Derivatives of the Riemann zeta function at $s = 1/2$

The Wolfram page http://mathworld.wolfram.com/RiemannZetaFunction.html states that "Derivatives $\zeta^{(n)}(1/2)$ can also be given in closed form", but apart from an explicit formula for $\zeta'(1/2)$ provides neither any such formula, nor any reference. Can anyone point me to an appropiate reference?

By the reflection formula: $$ \Gamma\left(\tfrac{s}{2}\right)\pi^{-s/2}\zeta(s) = \Gamma\left(\tfrac{1-s}{2}\right)\pi^{(s-1)/2}\zeta(1-s) $$ and by considering $\frac{d}{ds}\log(\cdot)$ of both sides $$ \tfrac{1}{2}\psi\left(\tfrac{s}{2}\right)-\tfrac{\log\pi}{2}+\tfrac{\zeta'}{\zeta}(s) = -\tfrac{1}{2}\psi\left(\tfrac{1-s}{2}\right)+\tfrac{\log\pi}{2}-\tfrac{\zeta'}{\zeta}(1-s) $$ or $$\begin{eqnarray*} \tfrac{\zeta'}{\zeta}(s)+\tfrac{\zeta'}{\zeta}(1-s)&=&\log\pi-\tfrac{1}{2}\left[\psi\left(\tfrac{s}{2}\right)+\psi\left(\tfrac{1-s}{2}\right)\right]\\&=&\log\pi+\gamma+\sum_{n\geq 1}\left[\frac{1}{2n-1-s}+\frac{1}{2n-2+s}-\frac{1}{n}\right].\tag{A}\end{eqnarray*} $$ By evaluating both sides of $(A)$ at $s=\frac{1}{2}$ we get: $$ 2\cdot\tfrac{\zeta'}{\zeta}\left(\tfrac{1}{2}\right) = \log \pi+\gamma+\tfrac{\pi}{2}+3\log 2 \tag{B}$$ which agrees with the result $(41)$ in the mentioned MathWorld page.

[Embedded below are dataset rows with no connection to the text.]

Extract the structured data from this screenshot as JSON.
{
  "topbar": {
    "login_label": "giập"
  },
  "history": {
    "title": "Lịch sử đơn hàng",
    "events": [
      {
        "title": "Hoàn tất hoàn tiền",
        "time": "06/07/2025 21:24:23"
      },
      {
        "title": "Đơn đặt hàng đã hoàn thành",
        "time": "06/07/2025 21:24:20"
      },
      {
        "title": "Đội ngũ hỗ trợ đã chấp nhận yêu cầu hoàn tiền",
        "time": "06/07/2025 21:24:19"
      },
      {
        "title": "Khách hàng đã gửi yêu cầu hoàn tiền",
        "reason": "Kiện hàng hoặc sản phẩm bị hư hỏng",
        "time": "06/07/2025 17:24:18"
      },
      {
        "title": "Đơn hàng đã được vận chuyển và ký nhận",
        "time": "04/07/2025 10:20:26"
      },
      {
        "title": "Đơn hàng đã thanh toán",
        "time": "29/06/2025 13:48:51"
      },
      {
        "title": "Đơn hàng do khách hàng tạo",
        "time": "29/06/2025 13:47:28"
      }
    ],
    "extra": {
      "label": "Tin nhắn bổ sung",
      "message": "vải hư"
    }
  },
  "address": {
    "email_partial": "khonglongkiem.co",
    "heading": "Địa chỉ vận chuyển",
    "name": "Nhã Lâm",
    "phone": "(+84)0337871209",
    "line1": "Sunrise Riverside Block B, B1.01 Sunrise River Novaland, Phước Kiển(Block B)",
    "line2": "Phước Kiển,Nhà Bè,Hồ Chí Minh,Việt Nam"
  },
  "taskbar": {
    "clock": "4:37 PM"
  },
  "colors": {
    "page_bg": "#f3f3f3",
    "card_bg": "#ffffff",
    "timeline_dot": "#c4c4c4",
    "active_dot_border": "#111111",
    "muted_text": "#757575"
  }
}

There is no hope of computing $\zeta''\left(\frac{1}{2}\right)$ from the reflection formula (if we have a symmetric function with respect to $s=\frac{1}{2}$, its even derivatives at such point equal zero), but by considering the Weierstrass product for the $\zeta$ function we have

$$ \frac{d^2}{ds^2}\log\zeta(s) = \frac{1}{(s-1)^2}-\sum_{n\geq 1}\frac{1}{(2n+s)^2}-\sum_{\rho}\frac{1}{(s-\rho)^2}\tag{C} $$ hence $$ \tfrac{\zeta''}{\zeta}\left(\tfrac{1}{2}\right) = \tfrac{1}{4}\left(\log \pi+\gamma+\tfrac{\pi}{2}+3\log 2\right)^2+8-2G-\tfrac{\pi^2}{4}-\sum_{\rho}\frac{1}{\left(\tfrac{1}{2}-\rho\right)^2}\tag{D}$$ In general $\zeta^{(k)}\left(\frac{1}{2}\right)$ can be computed by differentiating $(A)$ or $(C)$ an even number of times, then evaluating at $s=\frac{1}{2}$. We may also notice that $$ \sum_{\rho}\frac{1}{\left(\frac{1}{2}-\rho\right)^{2m}}\stackrel{\text{Cauchy}}{=}\lim_{T\to +\infty}\frac{1}{2\pi i}\oint_{R_T}\frac{\zeta'(s)}{\zeta(s)}\left(s-\tfrac{1}{2}\right)^{-2m}\,ds, \tag{E}$$ where $R_T$ is the rectangle having vertices at $-Ti,1-Ti,1+Ti,Ti$ (with an indentation avoiding the pole at $s=1$), can be simply estimated by summation by parts and the Riemann-Von Mangoldt theorem. The non trivial-zeros of $\zeta$ have a distance from $\frac{1}{2}$ which is always $\geq 14$, hence the residual series provide a negligible contribution for large and even values of $k=2m$.